A VO é uma questão de
saúde pública mundial e sua ocorrência tem impactos negativos nos índices de
morbimortalidade materna [1]. Uma pesquisa da Fundação Perseu Abramo no Brasil
revelou que cerca de um quarto das participantes relatou ser vítima de alguma
violência durante a assistência ao parto [10]. Esses dados reforçam a gravidade
de um problema subestimado pela falta de denúncia por parte das vítimas e
impunidade de seus autores. Destaca-se ainda que essa forma de violência
oriunda dos profissionais de saúde é pouco identificada pelo desconhecimento
das próprias parturientes sobre sua existência [11].
Diante do exposto, a
relevância deste estudo é trazer contribuições para aquisição de novos
conhecimentos referentes à epidemiologia da violência obstétrica, mediante o
número limitado de produções científicas quantitativas nessa vertente e, deste
modo, oferecer subsídios para futuros trabalhos. Assim, os objetivos do
presente estudo foram: descrever o perfil socioeconômico e obstétrico da
amostra do estudo e estimar as prevalências dos tipos de violência obstétrica
na assistência durante o pré, trans e pós-parto.
Estudo piloto, de
corte transversal, descritivo, realizado em um município do sudoeste do estado
da Bahia, Brasil, de maio a dezembro do ano de 2015. A população do estudo foi
constituída por mulheres no puerpério (período compreendido entre o 0º ao 42º
dia pós-parto) [12], que estivessem adscritas em alguma das Unidades de Saúde
da Família (USF) pertencentes à localidade supracitada.
Os critérios de
elegibilidade foram: mulheres no período puerperal até a data da aplicação do
questionário, com idade igual ou superior a 18 anos completos e residentes no
município campo de pesquisa. Os critérios de exclusão foram: mulheres que
pariram em instituição de saúde não pertencente ao lócus do estudo e a recusa em participar da pesquisa.
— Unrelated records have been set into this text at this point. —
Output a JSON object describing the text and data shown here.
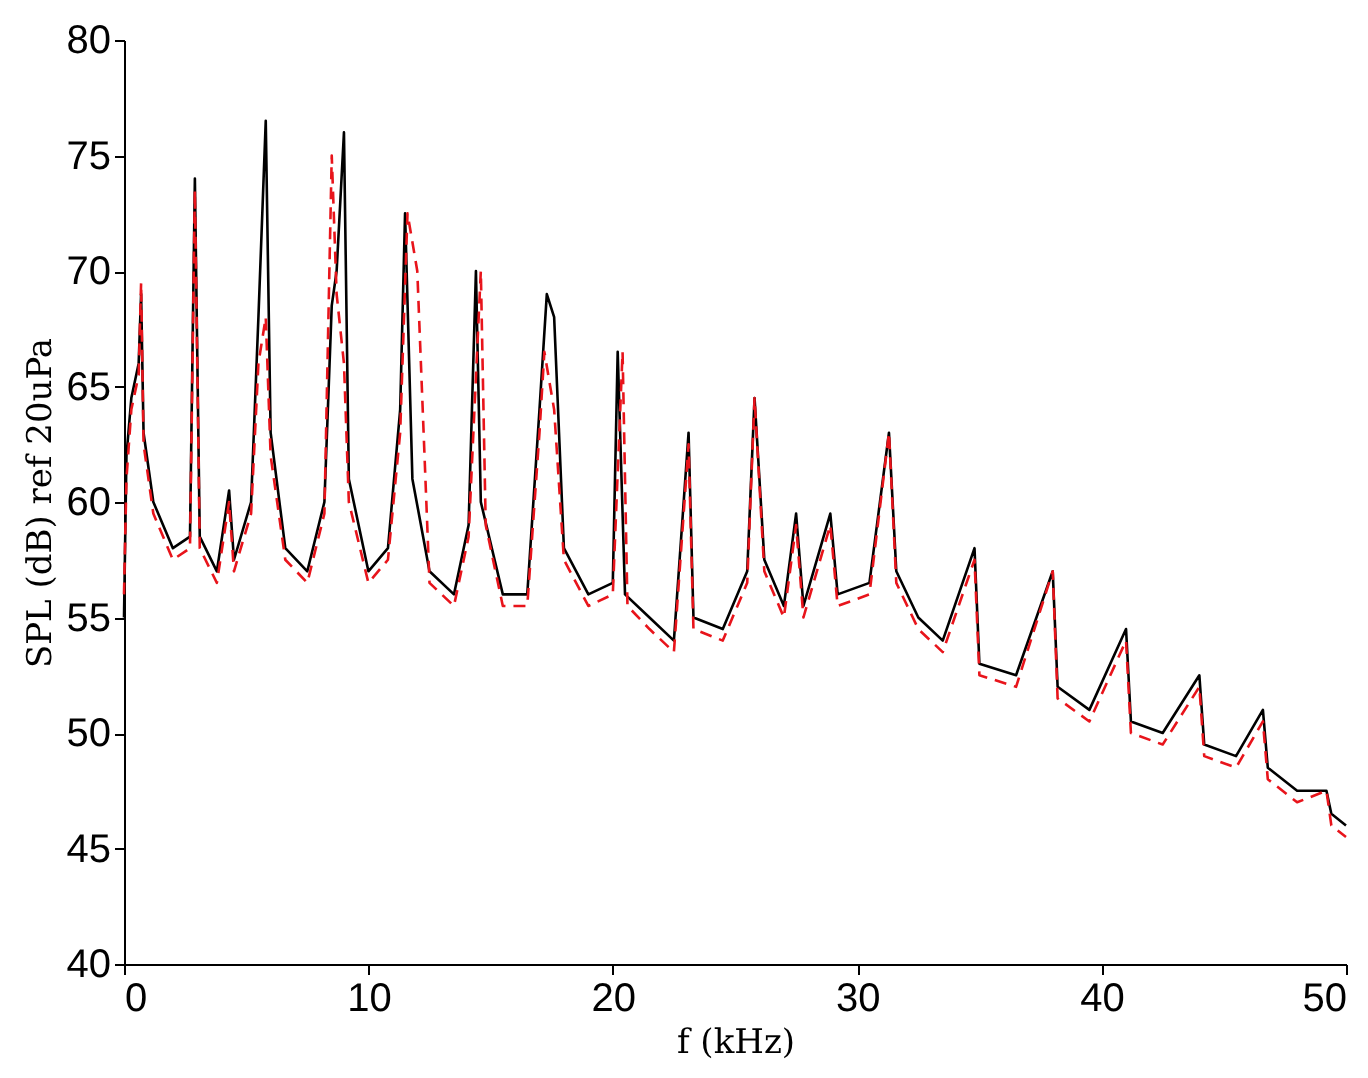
{
  "chart_data": {
    "type": "line",
    "xlabel": "f (kHz)",
    "ylabel": "SPL (dB) ref 20uPa",
    "xlim": [
      0,
      50
    ],
    "ylim": [
      40,
      80
    ],
    "xticks": [
      0,
      10,
      20,
      30,
      40,
      50
    ],
    "yticks": [
      40,
      45,
      50,
      55,
      60,
      65,
      70,
      75,
      80
    ],
    "grid": false,
    "marker": "none",
    "series": [
      {
        "color": "#000000",
        "line_style": "solid",
        "x": [
          0,
          0.1,
          0.3,
          0.6,
          0.7,
          0.8,
          1.2,
          2,
          2.7,
          2.9,
          3.1,
          3.8,
          4.3,
          4.5,
          5.2,
          5.5,
          5.8,
          6.0,
          6.6,
          7.5,
          8.2,
          8.5,
          8.7,
          9.0,
          9.2,
          10,
          10.8,
          11.3,
          11.5,
          11.8,
          12.5,
          13.5,
          14.1,
          14.4,
          14.6,
          15.5,
          16.5,
          17,
          17.3,
          17.6,
          18,
          19,
          20,
          20.2,
          20.5,
          21.5,
          22.5,
          23.1,
          23.3,
          24.5,
          25.5,
          25.8,
          26.2,
          27,
          27.5,
          27.8,
          28.9,
          29.2,
          30.5,
          31.3,
          31.6,
          32.5,
          33.5,
          34.8,
          35,
          36.5,
          38,
          38.2,
          39.5,
          41,
          41.2,
          42.5,
          44,
          44.2,
          45.5,
          46.6,
          46.8,
          48,
          49.2,
          49.4,
          50
        ],
        "values": [
          55,
          62,
          64.5,
          66,
          69,
          63,
          60,
          58,
          58.5,
          74,
          58.5,
          57,
          60.5,
          57.5,
          60,
          68,
          76.5,
          63,
          58,
          57,
          60,
          68.5,
          70,
          76,
          61,
          57,
          58,
          64,
          72.5,
          61,
          57,
          56,
          59,
          70,
          60,
          56,
          56,
          64,
          69,
          68,
          58,
          56,
          56.5,
          66.5,
          56,
          55,
          54,
          63,
          55,
          54.5,
          57,
          64.5,
          57.5,
          55.5,
          59.5,
          55.5,
          59.5,
          56,
          56.5,
          63,
          57,
          55,
          54,
          58,
          53,
          52.5,
          57,
          52,
          51,
          54.5,
          50.5,
          50,
          52.5,
          49.5,
          49,
          51,
          48.5,
          47.5,
          47.5,
          46.5,
          46
        ]
      },
      {
        "color": "#e8141b",
        "line_style": "dashed",
        "x": [
          0,
          0.1,
          0.3,
          0.6,
          0.7,
          0.8,
          1.2,
          2,
          2.7,
          2.9,
          3.1,
          3.8,
          4.3,
          4.5,
          5.2,
          5.5,
          5.8,
          6.0,
          6.6,
          7.5,
          8.2,
          8.5,
          8.7,
          9.0,
          9.2,
          10,
          10.8,
          11.3,
          11.6,
          12.0,
          12.5,
          13.5,
          14.1,
          14.6,
          14.8,
          15.5,
          16.5,
          17,
          17.2,
          17.6,
          18,
          19,
          20,
          20.4,
          20.6,
          21.5,
          22.5,
          23.1,
          23.3,
          24.5,
          25.5,
          25.8,
          26.2,
          27,
          27.5,
          27.8,
          28.9,
          29.2,
          30.5,
          31.3,
          31.6,
          32.5,
          33.5,
          34.8,
          35,
          36.5,
          38,
          38.2,
          39.5,
          41,
          41.2,
          42.5,
          44,
          44.2,
          45.5,
          46.6,
          46.8,
          48,
          49.2,
          49.4,
          50
        ],
        "values": [
          56,
          61,
          64,
          65.5,
          69.5,
          62.5,
          59.5,
          57.5,
          58,
          73.5,
          58,
          56.5,
          60,
          57,
          59.5,
          66,
          68,
          62,
          57.5,
          56.5,
          59.5,
          75,
          69,
          66,
          60,
          56.5,
          57.5,
          63,
          72.5,
          70,
          56.5,
          55.5,
          58.5,
          70,
          59,
          55.5,
          55.5,
          63,
          66.5,
          64,
          57.5,
          55.5,
          56,
          66.5,
          55.5,
          54.5,
          53.5,
          62.5,
          54.5,
          54,
          56.5,
          64.5,
          57,
          55,
          59,
          55,
          59,
          55.5,
          56,
          63,
          56.5,
          54.5,
          53.5,
          57.5,
          52.5,
          52,
          57,
          51.5,
          50.5,
          54,
          50,
          49.5,
          52,
          49,
          48.5,
          50.5,
          48,
          47,
          47.5,
          46,
          45.5
        ]
      }
    ]
  }
}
A partir da
amostra por conveniência reuniu-se 42 (quarenta e duas) puérperas.
A captação das
participantes foi feita por indicação das enfermeiras e Agentes Comunitários de
Saúde (ACS) atuantes nas 14 USF lotadas na sede do município estudado. Foi
estabelecido intencionalmente a divisão equitativa do número amostral pelo
total de USF, sendo obtida a proporção de 3 mulheres
por cada USF.
A coleta de dados
deu-se por meio de um questionário aplicado durante a visita domiciliar
puerperal feita por duas acadêmicas de enfermagem, com duração média de 30
minutos. Os dados coletados foram codificados em planilhas do software
Microsoft Excel versão 2010® e
analisados pelo cálculo das frequências absoluta e relativa através do software
Statistical Package for Social Sciences
(SPSS)® versão 22.0 para Windows® da Universidade do
Estado da Bahia (UNEB).
O instrumento de
coleta de dados consistiu em um questionário semiestruturado com o total de 64
questões, contendo perguntas abertas e fechadas, concebido através da sistematização
das informações extraídas do referencial teórico bibliográfico sobre o tema e
organizado em 5 blocos: Perfil socioeconômico; Perfil
obstétrico; Violências obstétricas na gestação; Violências obstétricas durante
o pré, trans e pós-parto; Conhecendo as concepções sobre violências
obstétricas.
Para contemplar os
objetivos deste trabalho foram analisadas 21 questões pertencentes a 3 blocos. O bloco “Perfil socioeconômico” investigou as
variáveis: idade; raça/cor; estado civil; escolaridade; renda familiar.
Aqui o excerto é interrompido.